College of Education news in brief

College of Education, World Campus partnership with U.S. Army helps teach soldiers to be leaders

The Sergeants Major Fellowship Program, a partnership involving the College of Education, World Campus and the U.S. Army, has now graduated six cohorts and 90 sergeants major, with the most recent cohort graduating this past August. The seventh cohort is now in the program.

After completing their master’s of education in lifelong learning and adult education in one year, fellows teach three years in the Sergeants Major Course, which prepares the military’s next generation of leaders with the skills they need on and off the battlefield.

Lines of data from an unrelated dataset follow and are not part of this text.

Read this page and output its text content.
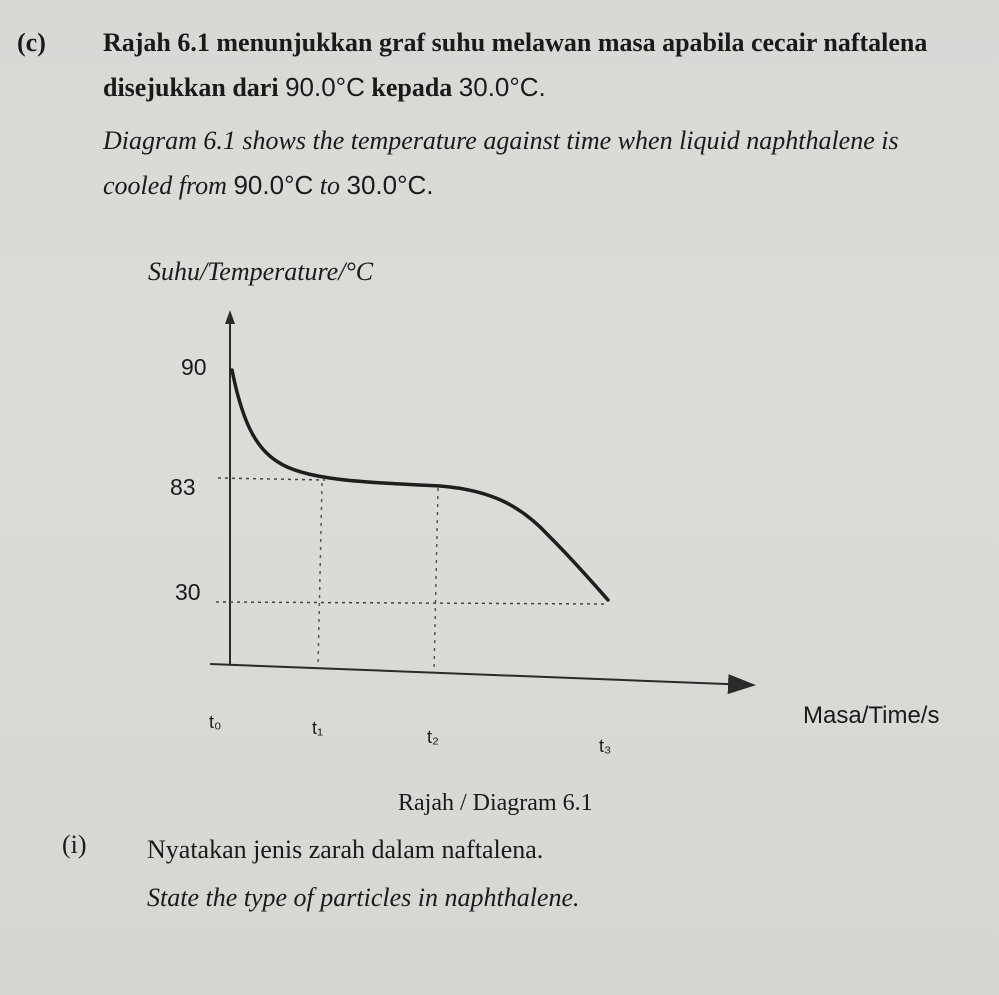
(c) Rajah 6.1 menunjukkan graf suhu melawan masa apabila cecair naftalena
disejukkan dari 90.0°C kepada 30.0°C.
Diagram 6.1 shows the temperature against time when liquid naphthalene is
cooled from 90.0°C to 30.0°C.
Suhu/Temperature/°C
90
83
30
t₀	t₁	t₂	t₃
Masa/Time/s
Rajah / Diagram 6.1
(i) Nyatakan jenis zarah dalam naftalena.
State the type of particles in naphthalene.
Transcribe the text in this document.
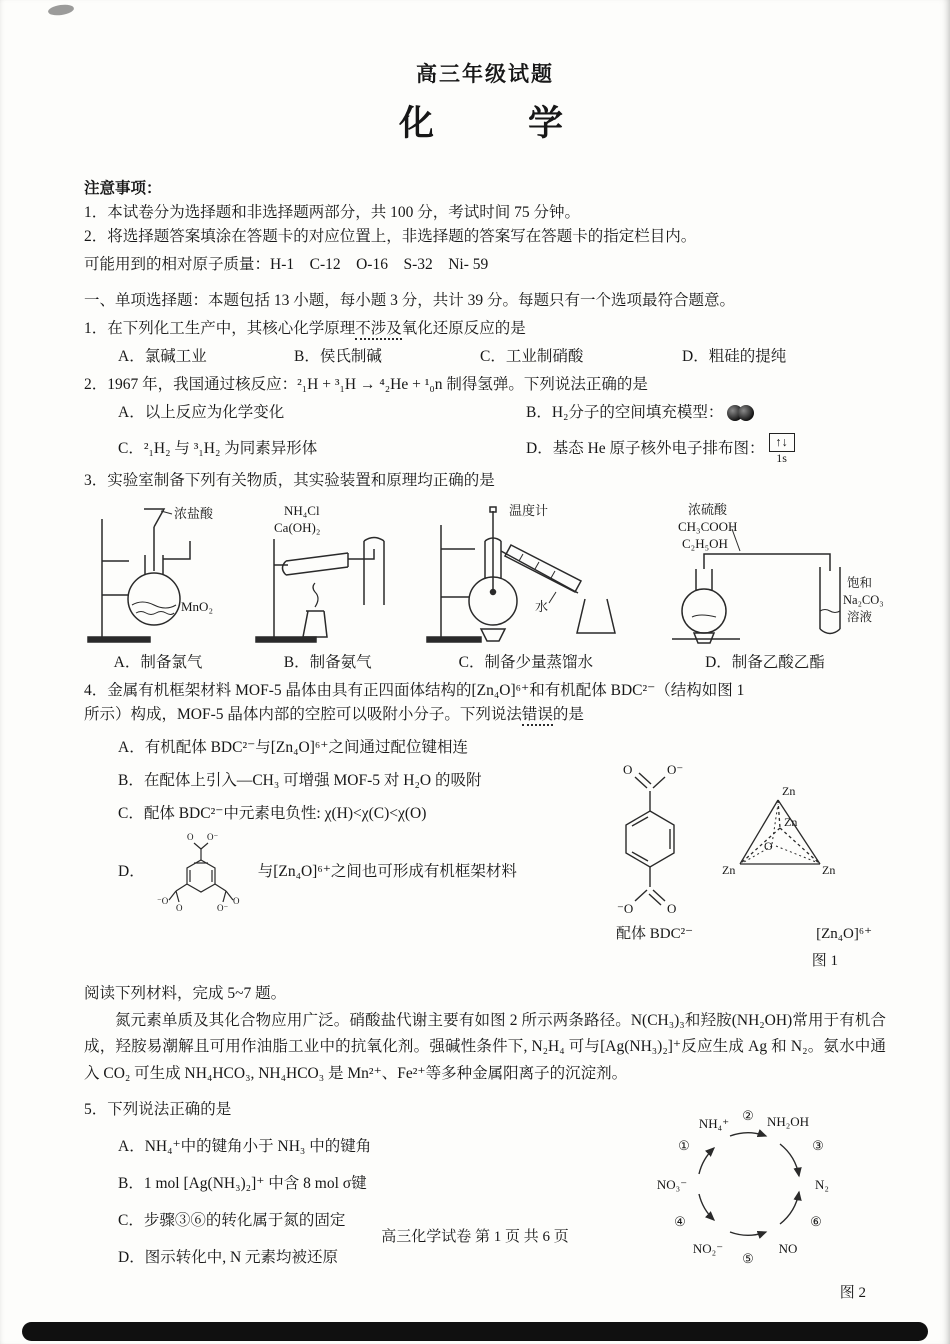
高三年级试题
化　　学
注意事项：
1．本试卷分为选择题和非选择题两部分，共 100 分，考试时间 75 分钟。
2．将选择题答案填涂在答题卡的对应位置上，非选择题的答案写在答题卡的指定栏目内。
可能用到的相对原子质量：H-1　C-12　O-16　S-32　Ni- 59
一、单项选择题：本题包括 13 小题，每小题 3 分，共计 39 分。每题只有一个选项最符合题意。
1．在下列化工生产中，其核心化学原理不涉及氧化还原反应的是
A．氯碱工业	B．侯氏制碱	C．工业制硝酸	D．粗硅的提纯
2．1967 年，我国通过核反应：²₁H + ³₁H → ⁴₂He + ¹₀n 制得氢弹。下列说法正确的是
A．以上反应为化学变化	B．H₂分子的空间填充模型：
C．²₁H₂ 与 ³₁H₂ 为同素异形体	D．基态 He 原子核外电子排布图： ↑↓
1s
3．实验室制备下列有关物质，其实验装置和原理均正确的是
浓盐酸
MnO₂
A．制备氯气
NH₄Cl
Ca(OH)₂
B．制备氨气
温度计
水
C．制备少量蒸馏水
浓硫酸
CH₃COOH
C₂H₅OH
饱和
Na₂CO₃
溶液
D．制备乙酸乙酯
4．金属有机框架材料 MOF-5 晶体由具有正四面体结构的[Zn₄O]⁶⁺和有机配体 BDC²⁻（结构如图 1
所示）构成，MOF-5 晶体内部的空腔可以吸附小分子。下列说法错误的是
A．有机配体 BDC²⁻与[Zn₄O]⁶⁺之间通过配位键相连
B．在配体上引入—CH₃ 可增强 MOF-5 对 H₂O 的吸附
C．配体 BDC²⁻中元素电负性: χ(H)<χ(C)<χ(O)
D．
O O⁻
⁻O
O
O
O⁻
与[Zn₄O]⁶⁺之间也可形成有机框架材料
O	O⁻
⁻O	O
Zn
Zn
O
Zn	Zn
配体 BDC²⁻	[Zn₄O]⁶⁺
图 1
阅读下列材料，完成 5~7 题。
氮元素单质及其化合物应用广泛。硝酸盐代谢主要有如图 2 所示两条路径。N(CH₃)₃和羟胺(NH₂OH)常用于有机合成，羟胺易潮解且可用作油脂工业中的抗氧化剂。强碱性条件下, N₂H₄ 可与[Ag(NH₃)₂]⁺反应生成 Ag 和 N₂。氨水中通入 CO₂ 可生成 NH₄HCO₃, NH₄HCO₃ 是 Mn²⁺、Fe²⁺等多种金属阳离子的沉淀剂。
5．下列说法正确的是
A．NH₄⁺中的键角小于 NH₃ 中的键角
B．1 mol [Ag(NH₃)₂]⁺ 中含 8 mol σ键
C．步骤③⑥的转化属于氮的固定
D．图示转化中, N 元素均被还原
NH₄⁺
② NH₂OH
③
N₂
⑥
NO
⑤
NO₂⁻
④
NO₃⁻
①
图 2
高三化学试卷 第 1 页 共 6 页
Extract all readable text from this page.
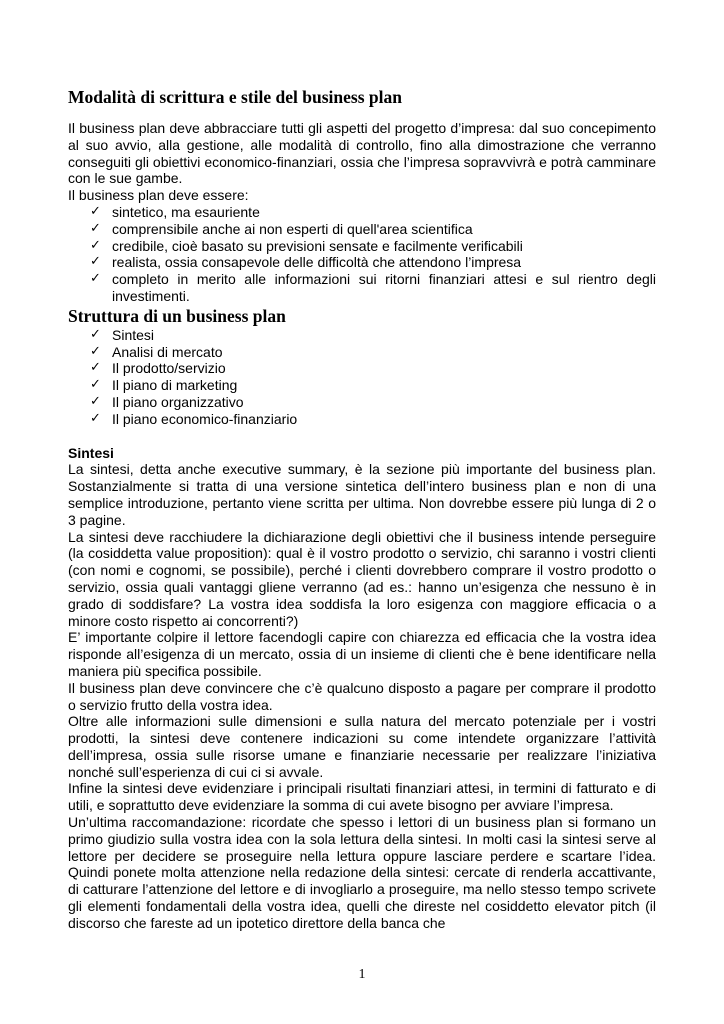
Modalità di scrittura e stile del business plan

Il business plan deve abbracciare tutti gli aspetti del progetto d’impresa: dal suo concepimento al suo avvio, alla gestione, alle modalità di controllo, fino alla dimostrazione che verranno conseguiti gli obiettivi economico-finanziari, ossia che l’impresa sopravvivrà e potrà camminare con le sue gambe.

Il business plan deve essere:

✓ sintetico, ma esauriente
✓ comprensibile anche ai non esperti di quell'area scientifica
✓ credibile, cioè basato su previsioni sensate e facilmente verificabili
✓ realista, ossia consapevole delle difficoltà che attendono l’impresa
✓ completo in merito alle informazioni sui ritorni finanziari attesi e sul rientro degli investimenti.
Struttura di un business plan
✓ Sintesi
✓ Analisi di mercato
✓ Il prodotto/servizio
✓ Il piano di marketing
✓ Il piano organizzativo
✓ Il piano economico-finanziario
Sintesi

La sintesi, detta anche executive summary, è la sezione più importante del business plan. Sostanzialmente si tratta di una versione sintetica dell’intero business plan e non di una semplice introduzione, pertanto viene scritta per ultima. Non dovrebbe essere più lunga di 2 o 3 pagine.

La sintesi deve racchiudere la dichiarazione degli obiettivi che il business intende perseguire (la cosiddetta value proposition): qual è il vostro prodotto o servizio, chi saranno i vostri clienti (con nomi e cognomi, se possibile), perché i clienti dovrebbero comprare il vostro prodotto o servizio, ossia quali vantaggi gliene verranno (ad es.: hanno un’esigenza che nessuno è in grado di soddisfare? La vostra idea soddisfa la loro esigenza con maggiore efficacia o a minore costo rispetto ai concorrenti?)

E’ importante colpire il lettore facendogli capire con chiarezza ed efficacia che la vostra idea risponde all’esigenza di un mercato, ossia di un insieme di clienti che è bene identificare nella maniera più specifica possibile.

Il business plan deve convincere che c’è qualcuno disposto a pagare per comprare il prodotto o servizio frutto della vostra idea.

Oltre alle informazioni sulle dimensioni e sulla natura del mercato potenziale per i vostri prodotti, la sintesi deve contenere indicazioni su come intendete organizzare l’attività dell’impresa, ossia sulle risorse umane e finanziarie necessarie per realizzare l’iniziativa nonché sull’esperienza di cui ci si avvale.

Infine la sintesi deve evidenziare i principali risultati finanziari attesi, in termini di fatturato e di utili, e soprattutto deve evidenziare la somma di cui avete bisogno per avviare l’impresa.

Un’ultima raccomandazione: ricordate che spesso i lettori di un business plan si formano un primo giudizio sulla vostra idea con la sola lettura della sintesi. In molti casi la sintesi serve al lettore per decidere se proseguire nella lettura oppure lasciare perdere e scartare l’idea. Quindi ponete molta attenzione nella redazione della sintesi: cercate di renderla accattivante, di catturare l’attenzione del lettore e di invogliarlo a proseguire, ma nello stesso tempo scrivete gli elementi fondamentali della vostra idea, quelli che direste nel cosiddetto elevator pitch (il discorso che fareste ad un ipotetico direttore della banca che

1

Graduates also have pursued doctoral degrees, been promoted to other Sergeants Major Academy and Army leadership positions, and have become business and community leaders after retirement from the Army, according to William Diehl, academic adviser for the fellowship program and associate teaching professor of education and coordinator of online graduate programs at Penn State.

Learn more in this Penn State News article.

Online course led by CSATS faculty shapes COVID-19 curriculum in schools nationwide

Earlier this year, an interdisciplinary team of researchers at Penn State released an online course called “The Science of COVID-19.” Led by faculty in the College of Education’s Center for Science and the Schools (CSATS), the course was designed to give middle- and high-school students an opportunity to learn about how scientists approach and tackle a novel virus. Since then, the free course has reached about 2,500 teachers and students in all 50 states in the nation, and plans are underway to modify the course so that it remains timely and relevant for years to come.

At the beginning of the COVID-19 pandemic, CSATS faculty contemplated how they could provide teachers with educational tools to inform their students about the pandemic in a free, easily accessible format. According to lead developer Matthew Johnson, associate professor of education (science education), the online course was designed for teachers who were unexpectedly thrown into remote teaching and didn’t have COVID-19 educational resources at the ready.

“This was an opportunity to help teachers with curricular material they don’t have the time or access to experts needed to develop these resources on their own,” he said.

In contrast to a traditional science curriculum that focuses on theories that were developed 50 to 150 years ago, Johnson said, the online course presents an opportunity to students “to learn about science as it’s happening.”

Looking toward the future, Johnson said, he and his colleagues expect that teachers will continue to use modified versions of the course from year to year.